It has gotten so bad that hospital workers are now making their own masks.

On Tuesday, workers from Providence St. Joseph Health gathered on a makeshift assembly line at the hospital system’s Renton headquarters and used materials from Home Depot and craft stores to assemble 500 face shields to be sent out for use that night. Later in the week, administrators demonstrated how to make face masks at home with a sewing machine and asked the public to help sew 100 million masks for front-line health care workers trying to do their jobs during the coronavirus pandemic.

Becca Bartles, executive director of infection prevention at Providence, said this week their hospital system was days away from running out of face masks and close to running out of face shields, the clear plastic visors that cover the face.

Personal protective equipment, or PPE, is on everyone’s mind right now. But for health care workers, the masks, gloves and gowns they need to stay safe on the job are an urgent necessity. PPE shortages create risks not just for workers themselves, but for their families, patients and the already overburdened health care system.

Dawn Aldinger, a longtime registered nurse in the hematology oncology department at Swedish First Hill in Seattle, has been pleading with anyone who will listen to pay attention to the PPE crisis.

An Army veteran, Aldinger compared the needs of health care workers during this pandemic to being a soldier. In basic training, Aldinger said, you are given Kevlar body armor, a helmet and a rifle. For health care workers, the rifle is the equipment needed to care for patients; the body armor is the PPE workers need to protect themselves and keep themselves safe so they can continue to fight and care for their patients.


“As far as I’m concerned,” Aldinger said, “[the Trump] administration has done the equivalent of sending a soldier into battle without their Kevlar, helmet and body armor. They are expecting us to go in just with the rifle.”

We knew this “tsunami” of need was coming since the virus took hold in China months ago, Aldinger said, but the U.S. was slow to acknowledge the severity of the coming crisis and failed to act to secure the necessary equipment. On Thursday, when discussing why the federal government had not done more, President Trump said it was up to governors to get the supplies they needed because, “you know, we’re not a shipping clerk.”

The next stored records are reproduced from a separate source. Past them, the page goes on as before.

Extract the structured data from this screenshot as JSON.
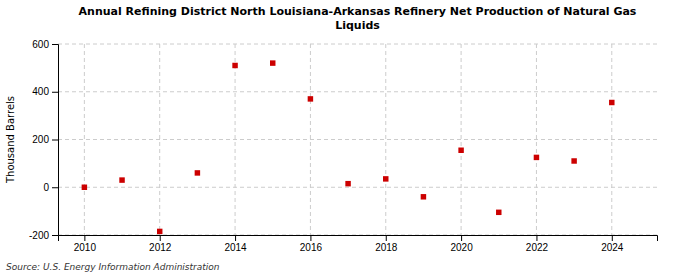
{
  "chart_data": {
    "type": "scatter",
    "title": "Annual Refining District North Louisiana-Arkansas Refinery Net Production of Natural Gas\nLiquids",
    "ylabel": "Thousand Barrels",
    "annotations": [
      "Source: U.S. Energy Information Administration"
    ],
    "x": [
      2010,
      2011,
      2012,
      2013,
      2014,
      2015,
      2016,
      2017,
      2018,
      2019,
      2020,
      2021,
      2022,
      2023,
      2024
    ],
    "values": [
      0,
      30,
      -185,
      60,
      510,
      520,
      370,
      15,
      35,
      -40,
      155,
      -105,
      125,
      110,
      355
    ],
    "color": "#cc0000",
    "marker": "square",
    "xlim": [
      2009.3,
      2025.2
    ],
    "xticks": [
      2010,
      2012,
      2014,
      2016,
      2018,
      2020,
      2022,
      2024
    ],
    "ylim": [
      -200,
      600
    ],
    "yticks": [
      -200,
      0,
      200,
      400,
      600
    ],
    "grid": true
  }
}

It’s not just the shortage of PPE that workers like Aldinger are worried about, it’s the shifting guidance on what kind of PPE to wear and for how long.

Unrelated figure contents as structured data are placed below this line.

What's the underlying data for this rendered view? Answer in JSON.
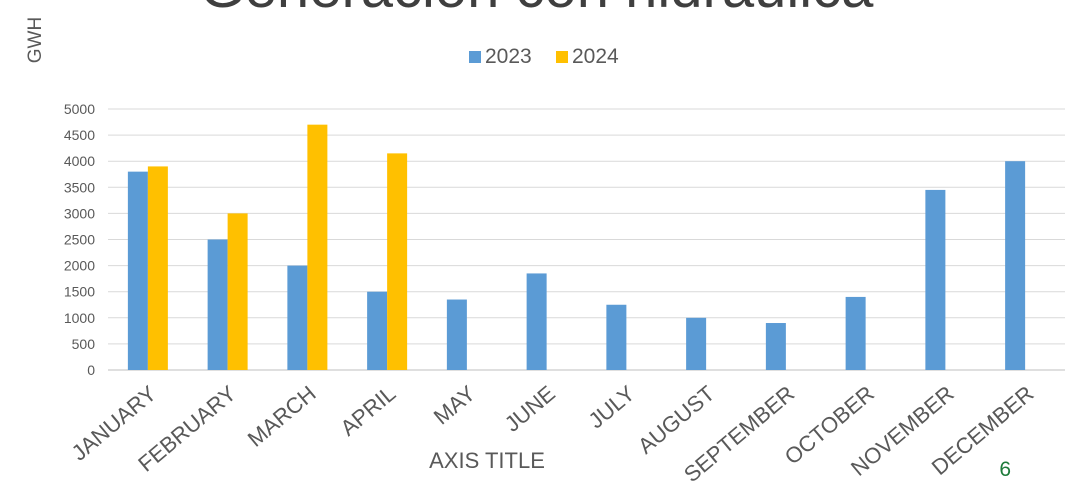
{
  "slide": {
    "title": "Generación con hidráulica",
    "page_number": "6"
  },
  "chart_data": {
    "type": "bar",
    "title": "",
    "xlabel": "AXIS TITLE",
    "ylabel": "GWH",
    "ylim": [
      0,
      5000
    ],
    "yticks": [
      0,
      500,
      1000,
      1500,
      2000,
      2500,
      3000,
      3500,
      4000,
      4500,
      5000
    ],
    "grid": true,
    "legend_position": "top",
    "categories": [
      "JANUARY",
      "FEBRUARY",
      "MARCH",
      "APRIL",
      "MAY",
      "JUNE",
      "JULY",
      "AUGUST",
      "SEPTEMBER",
      "OCTOBER",
      "NOVEMBER",
      "DECEMBER"
    ],
    "series": [
      {
        "name": "2023",
        "color": "#5b9bd5",
        "values": [
          3800,
          2500,
          2000,
          1500,
          1350,
          1850,
          1250,
          1000,
          900,
          1400,
          3450,
          4000
        ]
      },
      {
        "name": "2024",
        "color": "#ffc000",
        "values": [
          3900,
          3000,
          4700,
          4150,
          null,
          null,
          null,
          null,
          null,
          null,
          null,
          null
        ]
      }
    ]
  }
}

Aldinger and several other health care workers I spoke to, most of whom did not want to use their names for fear of reprisals from their employers, reported similar experiences in their Seattle-area hospitals.

First they were told, “Wear N95 masks. Don’t reuse them.” Then, “No, go ahead and use less protective surgical masks. And if you have an N95, store them in plastic bags for reuse.” Finally: “Oh, what the heck: Use bandannas!

In other words, CDC guidelines were being changed based on PPE availability, not safety. A petition signed by 750,000 people on Friday asked the federal government to do whatever it could to get PPE for workers and to not change CDC guidelines based on the supply chain.


The fears of health care workers are not hypothetical. In Italy this week, Doctors Without Borders reported 1,700 health care workers (or 8% of the total) were infected by COVID-19. An Italian doctor who complained of having to work without gloves, died on Wednesday. One emergency room doctor in Kirkland was infected and in critical condition with the disease.

With no PPE cavalry in sight, workers are reaching out directly to the public for help. With campaigns like #GetMePPE and #PPEIsNotOptional, workers are begging the public who might have masks and other PPE in their homes to donate it to hospitals.

While these efforts help, they are a drop in a huge bucket. A U.S. Health and Human Services official said earlier this month that the U.S. has only 1% of the masks needed in a full-blown pandemic.

Aldinger said workers have no illusions about what they are up against. “Every single health care worker working in a hospital right now is terrified of getting in the car and driving to work,” she said. Yet, despite the dangers, health care workers will continue to show up and help patients, she said, because it’s who they are.

“There are just people in this world that when there’s a fire they will run toward it.”

That’s a noble virtue. But health care workers should not have to risk their lives to provide care. We must do all we can to ensure they have the armor they need to fight this battle, today and beyond.